What a whirlwind! Our lives have been spinning over the past several weeks. A couple of months ago, we decided we were going to move to Denver. We called our realtor and began making preparations to move and then suddenly, we heard that Bill may have cancer again. BAM!
Quickly, Bill called to turn down the job offer in Denver and our focus over the past several weeks has been cancer. The disappointment about Colorado (our dream) paled in comparison to the fear of another cancer battle. And things have looked incredibly bad. All the numbers were bad. This has looked like death hovering over us.

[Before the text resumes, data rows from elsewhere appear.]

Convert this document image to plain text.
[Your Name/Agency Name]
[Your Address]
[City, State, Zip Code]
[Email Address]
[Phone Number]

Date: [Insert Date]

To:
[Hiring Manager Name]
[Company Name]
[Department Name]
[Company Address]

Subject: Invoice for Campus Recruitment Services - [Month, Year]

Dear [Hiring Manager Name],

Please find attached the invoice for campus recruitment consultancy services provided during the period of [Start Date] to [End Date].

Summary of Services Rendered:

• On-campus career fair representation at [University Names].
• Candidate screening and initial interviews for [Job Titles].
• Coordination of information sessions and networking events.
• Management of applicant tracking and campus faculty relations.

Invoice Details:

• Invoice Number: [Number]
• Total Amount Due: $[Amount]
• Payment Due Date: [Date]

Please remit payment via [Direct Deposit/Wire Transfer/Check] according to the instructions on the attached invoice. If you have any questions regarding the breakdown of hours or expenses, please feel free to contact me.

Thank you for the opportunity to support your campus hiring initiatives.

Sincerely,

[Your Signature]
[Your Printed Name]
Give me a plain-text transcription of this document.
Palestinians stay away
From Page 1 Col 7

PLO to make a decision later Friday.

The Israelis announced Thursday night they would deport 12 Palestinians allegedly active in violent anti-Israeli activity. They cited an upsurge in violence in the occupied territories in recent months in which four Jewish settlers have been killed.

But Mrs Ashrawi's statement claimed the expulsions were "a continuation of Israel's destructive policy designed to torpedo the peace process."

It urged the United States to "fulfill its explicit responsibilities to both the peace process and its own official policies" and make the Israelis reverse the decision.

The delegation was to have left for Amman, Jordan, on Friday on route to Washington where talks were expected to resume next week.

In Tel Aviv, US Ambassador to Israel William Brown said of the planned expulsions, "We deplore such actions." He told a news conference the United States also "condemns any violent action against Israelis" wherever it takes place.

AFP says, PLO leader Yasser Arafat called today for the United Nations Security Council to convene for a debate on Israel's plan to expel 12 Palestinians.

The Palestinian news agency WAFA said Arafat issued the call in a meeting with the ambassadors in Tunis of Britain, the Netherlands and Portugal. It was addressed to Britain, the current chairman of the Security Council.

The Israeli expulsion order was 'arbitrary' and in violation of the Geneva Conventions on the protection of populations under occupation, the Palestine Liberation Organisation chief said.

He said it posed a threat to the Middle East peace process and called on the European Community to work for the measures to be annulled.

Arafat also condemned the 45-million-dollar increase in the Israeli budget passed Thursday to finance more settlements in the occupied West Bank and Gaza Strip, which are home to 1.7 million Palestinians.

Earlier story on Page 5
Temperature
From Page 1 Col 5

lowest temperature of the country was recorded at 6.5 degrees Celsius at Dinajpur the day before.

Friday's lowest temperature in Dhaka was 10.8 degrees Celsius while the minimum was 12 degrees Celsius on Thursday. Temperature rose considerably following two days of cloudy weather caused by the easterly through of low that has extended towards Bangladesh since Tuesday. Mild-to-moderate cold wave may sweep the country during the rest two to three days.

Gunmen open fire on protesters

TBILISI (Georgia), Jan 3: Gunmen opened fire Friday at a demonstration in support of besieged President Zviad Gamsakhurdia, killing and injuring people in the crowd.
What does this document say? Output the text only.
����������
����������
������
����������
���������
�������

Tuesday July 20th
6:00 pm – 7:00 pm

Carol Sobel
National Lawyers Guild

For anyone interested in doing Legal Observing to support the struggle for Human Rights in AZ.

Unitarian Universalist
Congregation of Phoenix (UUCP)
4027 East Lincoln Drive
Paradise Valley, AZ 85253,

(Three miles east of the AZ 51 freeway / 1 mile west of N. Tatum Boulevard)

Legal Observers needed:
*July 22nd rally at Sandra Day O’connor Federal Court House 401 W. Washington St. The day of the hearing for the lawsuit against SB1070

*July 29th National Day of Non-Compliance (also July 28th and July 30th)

Then, Tuesday we got a call that left us stunned. Bill is going to be fine! There is some abnormal tissue that must be re-evaluated in a few weeks, but even that might not need to be treated! We are beyond happy! What a tremendous burden lifted from our shoulders. I had no idea how heavy this burden was til it was lifted. Wow! I actually have physical soreness from this recent fear.
Now, I have to deal with the disappointment about Colorado. We had our dream and turned it down and now we know we didn't have to! It's so hard, but in the end, I trust God. He has a plan and we'll follow Him.
On this Thursday, my letter to Bill was a card and in it, I just said how I love all his parts and that I'm glad none of his parts have cancer. I am truly happy for this miracle and wishing desperately that more and more people could experience what we've just experienced. Cancer must come to an end.